Friday, December 03, 2010

Ah - All Those Potlucks and Other Collaborative Meals!


'Tis the season and all, and that means there are more and more occasions where we're all carting our particular contribution to a collective meal to a (possibly) distant location.
Don't you hate it when your crock pot dumps part of the food in the back of the car?  I know I do, and how!

Still, what's a cook to do?  How about one of these babies?  A slow cooker with a lid that actually clips on and stays sealed!  How much spiffier could one of these get without just being too out there?

Very cool.

Thursday, December 02, 2010

What to Read Right Now


Sorry I'm late with this recommendation, but (in case you're like me and don't watch the calendar as well as you ought) it's December, and it's also Advent.

So, I want to recommend that you all go out and get a copy of The Christmas Mystery by Jostein Gaarder.  It's a wonderful book to read leading up to Christmas - we get to watch as Joachim opens his special Advent Calendar each day, and receives an update on the story of a little girl, a lamb, some angels, wise men, kings, oh, the whole nine yards and more.

It's a fun read with relatively short chapters for each day from December first right down through Christmas Eve.  Highly recommended.

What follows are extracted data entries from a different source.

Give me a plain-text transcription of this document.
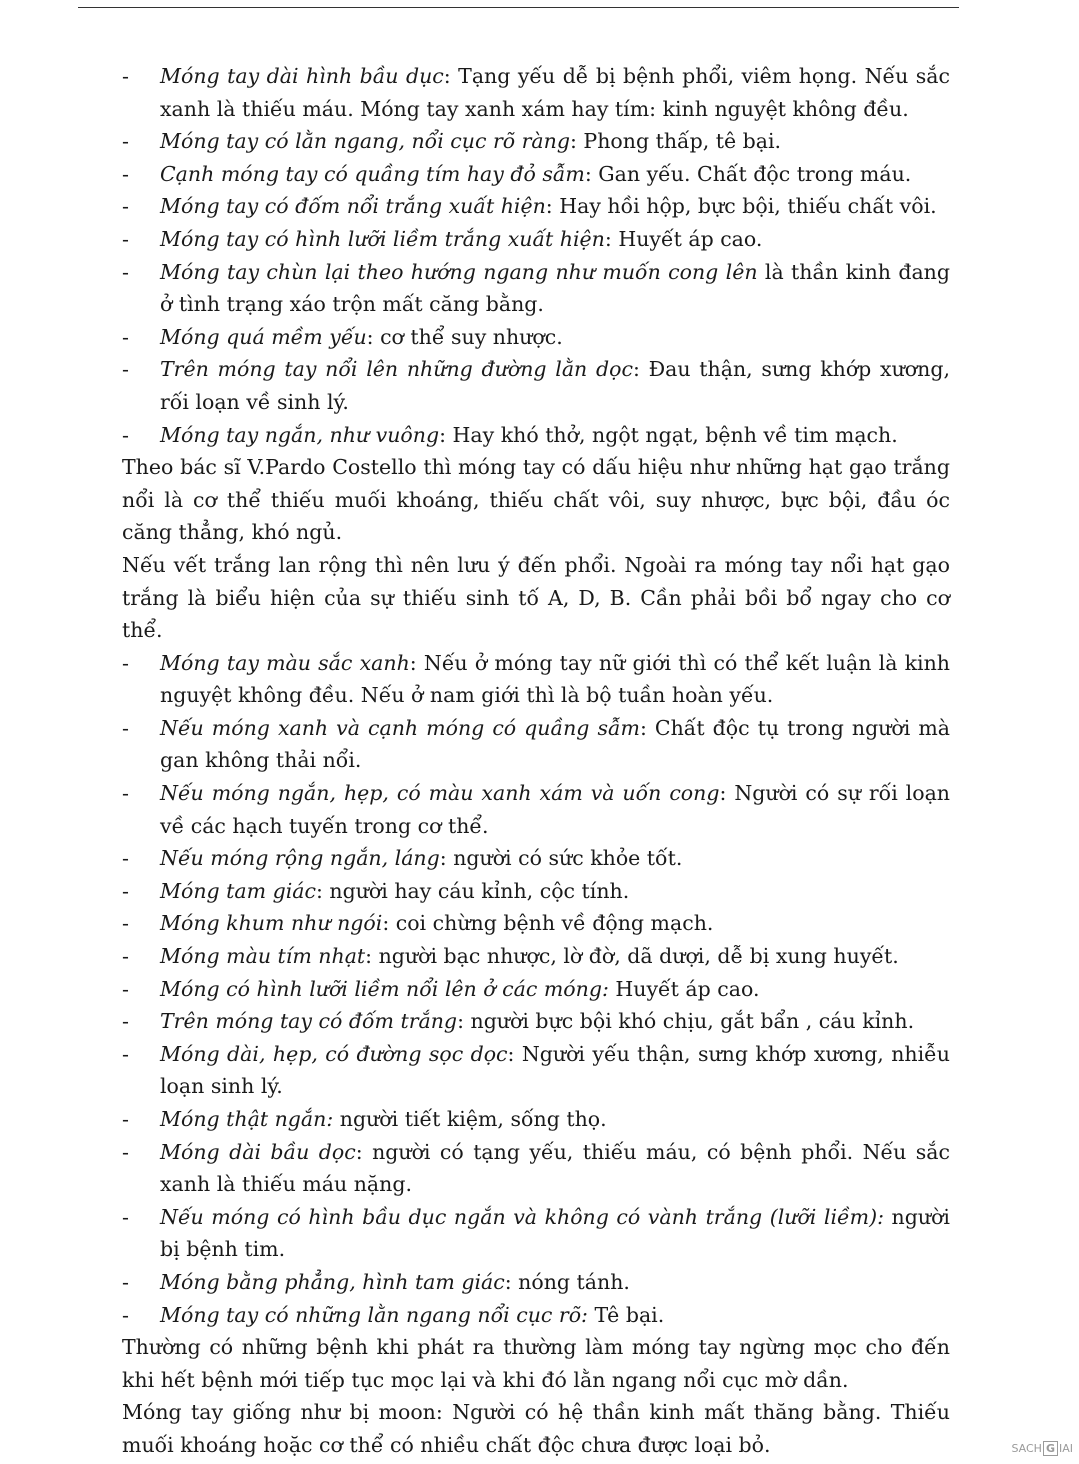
- Móng tay dài hình bầu dục: Tạng yếu dễ bị bệnh phổi, viêm họng. Nếu sắc xanh là thiếu máu. Móng tay xanh xám hay tím: kinh nguyệt không đều.
- Móng tay có lằn ngang, nổi cục rõ ràng: Phong thấp, tê bại.
- Cạnh móng tay có quầng tím hay đỏ sẫm: Gan yếu. Chất độc trong máu.
- Móng tay có đốm nổi trắng xuất hiện: Hay hồi hộp, bực bội, thiếu chất vôi.
- Móng tay có hình lưỡi liềm trắng xuất hiện: Huyết áp cao.
- Móng tay chùn lại theo hướng ngang như muốn cong lên là thần kinh đang ở tình trạng xáo trộn mất căng bằng.
- Móng quá mềm yếu: cơ thể suy nhược.
- Trên móng tay nổi lên những đường lằn dọc: Đau thận, sưng khớp xương, rối loạn về sinh lý.
- Móng tay ngắn, như vuông: Hay khó thở, ngột ngạt, bệnh về tim mạch.
Theo bác sĩ V.Pardo Costello thì móng tay có dấu hiệu như những hạt gạo trắng nổi là cơ thể thiếu muối khoáng, thiếu chất vôi, suy nhược, bực bội, đầu óc căng thẳng, khó ngủ.
Nếu vết trắng lan rộng thì nên lưu ý đến phổi. Ngoài ra móng tay nổi hạt gạo trắng là biểu hiện của sự thiếu sinh tố A, D, B. Cần phải bồi bổ ngay cho cơ thể.
- Móng tay màu sắc xanh: Nếu ở móng tay nữ giới thì có thể kết luận là kinh nguyệt không đều. Nếu ở nam giới thì là bộ tuần hoàn yếu.
- Nếu móng xanh và cạnh móng có quầng sẫm: Chất độc tụ trong người mà gan không thải nổi.
- Nếu móng ngắn, hẹp, có màu xanh xám và uốn cong: Người có sự rối loạn về các hạch tuyến trong cơ thể.
- Nếu móng rộng ngắn, láng: người có sức khỏe tốt.
- Móng tam giác: người hay cáu kỉnh, cộc tính.
- Móng khum như ngói: coi chừng bệnh về động mạch.
- Móng màu tím nhạt: người bạc nhược, lờ đờ, dã dượi, dễ bị xung huyết.
- Móng có hình lưỡi liềm nổi lên ở các móng: Huyết áp cao.
- Trên móng tay có đốm trắng: người bực bội khó chịu, gắt bẩn , cáu kỉnh.
- Móng dài, hẹp, có đường sọc dọc: Người yếu thận, sưng khớp xương, nhiễu loạn sinh lý.
- Móng thật ngắn: người tiết kiệm, sống thọ.
- Móng dài bầu dọc: người có tạng yếu, thiếu máu, có bệnh phổi. Nếu sắc xanh là thiếu máu nặng.
- Nếu móng có hình bầu dục ngắn và không có vành trắng (lưỡi liềm): người bị bệnh tim.
- Móng bằng phẳng, hình tam giác: nóng tánh.
- Móng tay có những lằn ngang nổi cục rõ: Tê bại.
Thường có những bệnh khi phát ra thường làm móng tay ngừng mọc cho đến khi hết bệnh mới tiếp tục mọc lại và khi đó lằn ngang nổi cục mờ dần.
Móng tay giống như bị moon: Người có hệ thần kinh mất thăng bằng. Thiếu muối khoáng hoặc cơ thể có nhiều chất độc chưa được loại bỏ.	SACH G IAI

To Bethlehem!  To Bethlehem!

Tuesday, November 30, 2010

Sauce-age du Jour - 25 November 2010


Well, I've had some commentators tell me that the highlight of the meal from their side of the plate was the gravy.
Frankly, I can't disagree much, as gravy is always one of best parts of Thanksgiving dinner, and I generally make a mean gravy, if I do say so myself.
I think there are two keys to making good gravy, once one is beyond the pan drippings and any extra stock that's going in.
  • It takes more salt than you think, and
  • Never use flour, only use cornstarch.
If you follow those two simple tips, you'll have gravy success too.  Once the drippings / stock hits a boil and you've salted it pretty well, take a small glass with a couple good forks of cornstarch and stir in some cold water.
Stir in that slurry, and watch it thicken the gravy - without any lumps!  It may take a second dose, depending on how much liquid you're trying to thicken, but it's the stuff to use.

There, that's my secret.  That and tasting the gravy as it boils to see if it needs more salt (it probably does).


Sunday, November 28, 2010

Vegage du Jour - 25 November 2010


Yes, the turkey was great as usual (glazed with a mixture of maple syrup and Bourbon), but this year the cooking highlight was the green bean casserole! (At least it was for me, as it was a dairy- and gluten- free version we made up.)

The normal mushroom soup mode wasn't going to work, so what to do?  I had used a can of mushroom stems and pieces for something a while ago when we had run out of fresh (?!) shrooms, so that was in my head already.  Here's the way it went:
  • Take two cans of mushroom stems and pieces and bring them to a boil in a saucepan - with all that good juice that comes in the cans, nothing else.  OK, it actually took some salt and freshly ground pepper, but those don't really count, right Claire?
  • Now thicken that with a nice slurry of corn starch and cold water.
  • Once it's nice and thick - looking much like the stuff from the can - add in about 2/3 C of Tofutti "sour cream" and stir it all together.
  • That gets added to the drained cans of green beans and cooked for a long time in a crock pot.  (that was largely because we didn't have room in the oven thanks to turkey and dressings).
  • Stirring in some of the french-fried onions adds flavour and texture, and then you can top them with the rest of the can and put it in the oven once the turkey comes out.

That's it - very simple, very easy, very tasty, and good for everyone, not just the lactose-insurgent folks at the table.